Chinua Achebe, ao escrever o romance, parte de uma situação que o põe em ligeira vantagem. O mundo que desfila nas páginas de sua narrativa já não existe há pelo menos 200 anos. O autor recria a vida em Umuófia, seus costumes, os títulos que os mais importantes obtinham, como os conseguiam, como eram as casas habitadas pela população, as negociações para os casamentos, as festas, uma sociedade em que deuses e homens estão quase que irmanados; até os mortos encontram um meio de permanecer entre os vivos, no cotidiano da aldeia, através dos egwugwu, mascarados que encarnam os antepassados dos integrantes dos clãs. O narrador tenta não tomar partido, pois há cerimônias de sacrifícios, como o assassinato de um jovem chamado Ikemefuna, entregue à aldeia ibo como pagamento por danos que alguns dos integrantes da aldeia vizinha causaram a Umuófia. Há também costumes totalmente estranhos a quem não pertence a essa sociedade africana, como o abandono de crianças na Floresta Maldita, quando nascem gêmeos. Enfim, as fissuras da narrativa e os titubeios daquele que nos conta a história nada mais são do que elementos premonitórios.

A menção ao homem branco acontece diretamente apenas após a primeira metade da narrativa. O fato, no entanto, está presente durante todo o tempo no subtexto. O narrador, apesar de ainda não descrever o futuro invasor, não consegue esconder que este está à espreita. Advirá a decadência e a destruição.

O herói, Okonkwo, cai em desgraça ao agredir uma de suas mulheres na Semana da Paz, período em que todos deveriam manter-se em vigília. Acaba também por matar acidentalmente um jovem durante a cerimônia fúnebre do membro mais idoso de Umuófia. É condenado a sete anos de exílio.

Retira-se com a família para a terra de sua mãe. Após ser acolhido pelos parentes dela, permanece todo o período de exílio trabalhando para enriquecer novamente e planejando sua volta. Deseja retomar o prestígio e as honras que possuía. Mas os deuses já não estão a seu favor. Ou melhor, talvez já estivessem em retirada. É época de um novo deus, fora das tradições ibo.

Ao voltar, o herói se depara com outra realidade.

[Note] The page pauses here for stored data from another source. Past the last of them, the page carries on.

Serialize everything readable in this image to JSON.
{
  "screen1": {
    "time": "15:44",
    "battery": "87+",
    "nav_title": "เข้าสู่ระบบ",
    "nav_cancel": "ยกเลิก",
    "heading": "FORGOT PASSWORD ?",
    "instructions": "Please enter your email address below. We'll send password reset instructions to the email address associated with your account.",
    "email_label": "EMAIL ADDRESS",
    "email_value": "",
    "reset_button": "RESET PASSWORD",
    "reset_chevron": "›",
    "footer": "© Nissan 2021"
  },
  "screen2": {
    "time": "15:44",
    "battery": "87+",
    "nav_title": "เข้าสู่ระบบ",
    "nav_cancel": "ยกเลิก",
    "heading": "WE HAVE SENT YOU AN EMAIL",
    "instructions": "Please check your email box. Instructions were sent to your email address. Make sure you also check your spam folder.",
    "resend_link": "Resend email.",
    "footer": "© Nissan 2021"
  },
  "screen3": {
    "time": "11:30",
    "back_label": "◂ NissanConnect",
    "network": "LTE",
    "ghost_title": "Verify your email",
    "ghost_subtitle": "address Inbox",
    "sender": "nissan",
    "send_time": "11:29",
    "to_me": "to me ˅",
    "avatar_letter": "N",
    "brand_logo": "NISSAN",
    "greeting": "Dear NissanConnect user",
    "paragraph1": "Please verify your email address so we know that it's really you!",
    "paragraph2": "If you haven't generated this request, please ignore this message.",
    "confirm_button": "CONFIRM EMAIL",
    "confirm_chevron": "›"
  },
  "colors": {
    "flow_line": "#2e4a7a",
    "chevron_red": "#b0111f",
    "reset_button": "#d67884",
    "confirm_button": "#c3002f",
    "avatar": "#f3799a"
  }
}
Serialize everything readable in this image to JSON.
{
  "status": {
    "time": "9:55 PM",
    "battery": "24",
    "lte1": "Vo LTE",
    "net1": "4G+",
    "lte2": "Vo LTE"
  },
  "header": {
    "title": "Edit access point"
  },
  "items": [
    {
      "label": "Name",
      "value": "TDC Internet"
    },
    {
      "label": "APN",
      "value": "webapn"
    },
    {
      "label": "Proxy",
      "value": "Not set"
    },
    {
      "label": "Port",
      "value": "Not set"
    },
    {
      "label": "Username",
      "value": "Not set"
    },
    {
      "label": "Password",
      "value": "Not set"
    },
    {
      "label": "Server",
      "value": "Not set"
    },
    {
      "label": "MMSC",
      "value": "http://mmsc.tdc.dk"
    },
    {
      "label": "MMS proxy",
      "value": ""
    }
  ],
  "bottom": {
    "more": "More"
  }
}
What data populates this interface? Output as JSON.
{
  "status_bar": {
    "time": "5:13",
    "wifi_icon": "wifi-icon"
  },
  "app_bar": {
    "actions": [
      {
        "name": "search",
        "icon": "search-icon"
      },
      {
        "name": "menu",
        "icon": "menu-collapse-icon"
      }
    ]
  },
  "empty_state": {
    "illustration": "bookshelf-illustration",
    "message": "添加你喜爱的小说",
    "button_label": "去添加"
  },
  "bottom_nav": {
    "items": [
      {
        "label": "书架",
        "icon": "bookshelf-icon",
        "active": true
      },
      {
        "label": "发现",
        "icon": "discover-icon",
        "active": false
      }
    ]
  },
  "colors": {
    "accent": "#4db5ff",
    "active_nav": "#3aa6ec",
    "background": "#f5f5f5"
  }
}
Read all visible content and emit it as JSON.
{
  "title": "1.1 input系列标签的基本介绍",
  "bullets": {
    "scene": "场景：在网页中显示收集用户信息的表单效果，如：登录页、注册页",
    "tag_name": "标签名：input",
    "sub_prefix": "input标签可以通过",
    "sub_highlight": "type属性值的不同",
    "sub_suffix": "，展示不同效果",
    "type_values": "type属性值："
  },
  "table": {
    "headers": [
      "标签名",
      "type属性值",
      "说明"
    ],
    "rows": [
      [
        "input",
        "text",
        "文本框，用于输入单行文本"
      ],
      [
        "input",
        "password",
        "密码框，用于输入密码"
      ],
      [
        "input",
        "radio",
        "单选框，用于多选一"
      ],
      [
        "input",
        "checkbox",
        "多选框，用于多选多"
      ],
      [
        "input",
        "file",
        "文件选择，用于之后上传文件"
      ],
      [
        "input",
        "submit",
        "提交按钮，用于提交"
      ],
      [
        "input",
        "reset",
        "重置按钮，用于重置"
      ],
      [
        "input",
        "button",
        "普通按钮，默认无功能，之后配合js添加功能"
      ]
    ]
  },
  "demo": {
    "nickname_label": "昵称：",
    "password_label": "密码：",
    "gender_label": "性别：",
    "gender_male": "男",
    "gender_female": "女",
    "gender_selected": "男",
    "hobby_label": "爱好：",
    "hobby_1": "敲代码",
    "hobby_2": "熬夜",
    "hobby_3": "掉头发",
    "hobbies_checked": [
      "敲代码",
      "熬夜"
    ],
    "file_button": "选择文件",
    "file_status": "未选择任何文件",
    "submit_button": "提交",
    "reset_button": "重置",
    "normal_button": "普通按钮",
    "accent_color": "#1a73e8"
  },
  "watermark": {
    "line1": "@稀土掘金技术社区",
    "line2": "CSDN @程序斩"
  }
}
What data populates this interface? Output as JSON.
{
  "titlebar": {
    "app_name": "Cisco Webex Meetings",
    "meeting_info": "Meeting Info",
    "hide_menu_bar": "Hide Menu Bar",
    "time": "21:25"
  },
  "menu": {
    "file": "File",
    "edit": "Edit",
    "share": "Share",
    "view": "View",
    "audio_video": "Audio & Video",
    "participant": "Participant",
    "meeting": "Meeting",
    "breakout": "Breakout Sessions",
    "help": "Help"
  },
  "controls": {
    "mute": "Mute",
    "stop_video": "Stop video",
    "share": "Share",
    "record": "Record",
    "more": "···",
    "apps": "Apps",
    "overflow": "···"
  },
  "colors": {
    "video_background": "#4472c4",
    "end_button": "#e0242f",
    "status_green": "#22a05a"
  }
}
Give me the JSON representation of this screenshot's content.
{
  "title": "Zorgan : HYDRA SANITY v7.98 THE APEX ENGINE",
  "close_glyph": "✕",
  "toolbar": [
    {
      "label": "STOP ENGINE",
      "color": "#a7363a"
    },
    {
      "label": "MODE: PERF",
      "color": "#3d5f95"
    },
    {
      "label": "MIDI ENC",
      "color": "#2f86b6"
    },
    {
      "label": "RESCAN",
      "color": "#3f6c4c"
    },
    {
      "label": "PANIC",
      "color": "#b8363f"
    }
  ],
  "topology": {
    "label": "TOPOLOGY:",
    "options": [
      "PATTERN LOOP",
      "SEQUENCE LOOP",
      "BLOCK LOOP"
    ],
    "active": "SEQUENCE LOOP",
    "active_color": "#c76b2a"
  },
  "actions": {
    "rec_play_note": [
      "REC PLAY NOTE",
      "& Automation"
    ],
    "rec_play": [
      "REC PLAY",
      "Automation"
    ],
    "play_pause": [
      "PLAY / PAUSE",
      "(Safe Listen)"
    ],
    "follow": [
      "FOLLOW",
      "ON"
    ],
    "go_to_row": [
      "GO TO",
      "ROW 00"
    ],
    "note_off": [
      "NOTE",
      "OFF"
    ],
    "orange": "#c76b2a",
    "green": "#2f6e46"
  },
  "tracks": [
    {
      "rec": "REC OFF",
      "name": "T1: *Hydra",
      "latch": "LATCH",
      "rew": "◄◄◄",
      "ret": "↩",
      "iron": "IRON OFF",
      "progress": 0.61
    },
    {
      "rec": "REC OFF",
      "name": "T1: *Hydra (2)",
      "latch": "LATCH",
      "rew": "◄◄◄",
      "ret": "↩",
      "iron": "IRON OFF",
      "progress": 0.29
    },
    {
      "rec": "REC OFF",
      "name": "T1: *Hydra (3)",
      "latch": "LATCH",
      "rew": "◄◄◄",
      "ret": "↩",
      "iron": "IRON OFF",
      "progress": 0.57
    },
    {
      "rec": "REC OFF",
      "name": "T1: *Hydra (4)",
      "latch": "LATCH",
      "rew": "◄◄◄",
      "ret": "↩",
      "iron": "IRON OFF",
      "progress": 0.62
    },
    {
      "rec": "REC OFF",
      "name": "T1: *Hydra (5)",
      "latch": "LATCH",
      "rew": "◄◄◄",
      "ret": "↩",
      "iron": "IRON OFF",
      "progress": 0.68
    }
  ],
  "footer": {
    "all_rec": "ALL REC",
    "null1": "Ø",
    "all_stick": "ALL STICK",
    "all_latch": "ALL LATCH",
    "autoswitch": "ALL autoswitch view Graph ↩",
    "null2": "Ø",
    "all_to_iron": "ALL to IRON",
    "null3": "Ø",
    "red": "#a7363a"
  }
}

O local já fora tomado pela religião e, sobretudo, pelo tribunal do homem branco. O que resta ao habitante original e a sua família? Resta outra espécie de exílio: vive na aldeia em que nasceu, permanece entre os seus, mas o mundo tornara-se outro. A Ibolândia nunca será a mesma.

“O regresso de Okonkwo à terra natal não fora tão memorável quando desejara. Verdade que as suas belas filhas despertaram grande interesse entre os pretendentes e que, pouco depois, desatavam-se as negociações para os casamentos. Mas, à parte disso, Umuófia não parecia ter dado nenhuma atenção especial ao retorno do guerreiro. O clã sofrera tão profundas mudanças durante seu exílio, que estava quase irreconhecível. O povo só tinha olhos para a nova religião, o novo governo e os novos entrepostos. Ainda havia muita gente que considerava as novas instituições malignas, mas mesmo essa gente não pensava nem falava outro assunto e, sem dúvida alguma, não estava interessada no retorno de Okonkwo.”

Hoje, após a destruição de praticamente todas as sociedades que não seguiam o pensamento europeu, tanto através da força militar, como da econômica e ideológica, tenta-se preservar o que delas restou. Entre outras ações, criam-se leis para que as pessoas estudem suas origens africanas e as valorizem. Mas, como se pode observar, a história é contada pelos vencedores. Pior ainda (ou será melhor?), um livro lançado há 51 anos só agora chega-nos traduzido ao português, num tempo em que cresce o número de pessoas que agem como os primeiros missionários que chegaram a Unuófia, impondo governo e religião.

Que a arte e, sobretudo, a literatura consigam cumprir sua "missão". Cito, mais uma vez, o prefaciador da obra: “Este livro só existe porque Umuófia ingressou num império. Porque seus valores puderam ser descritos e traduzidos na língua do conquistador e, assim, tirar uma impressentida desforra.”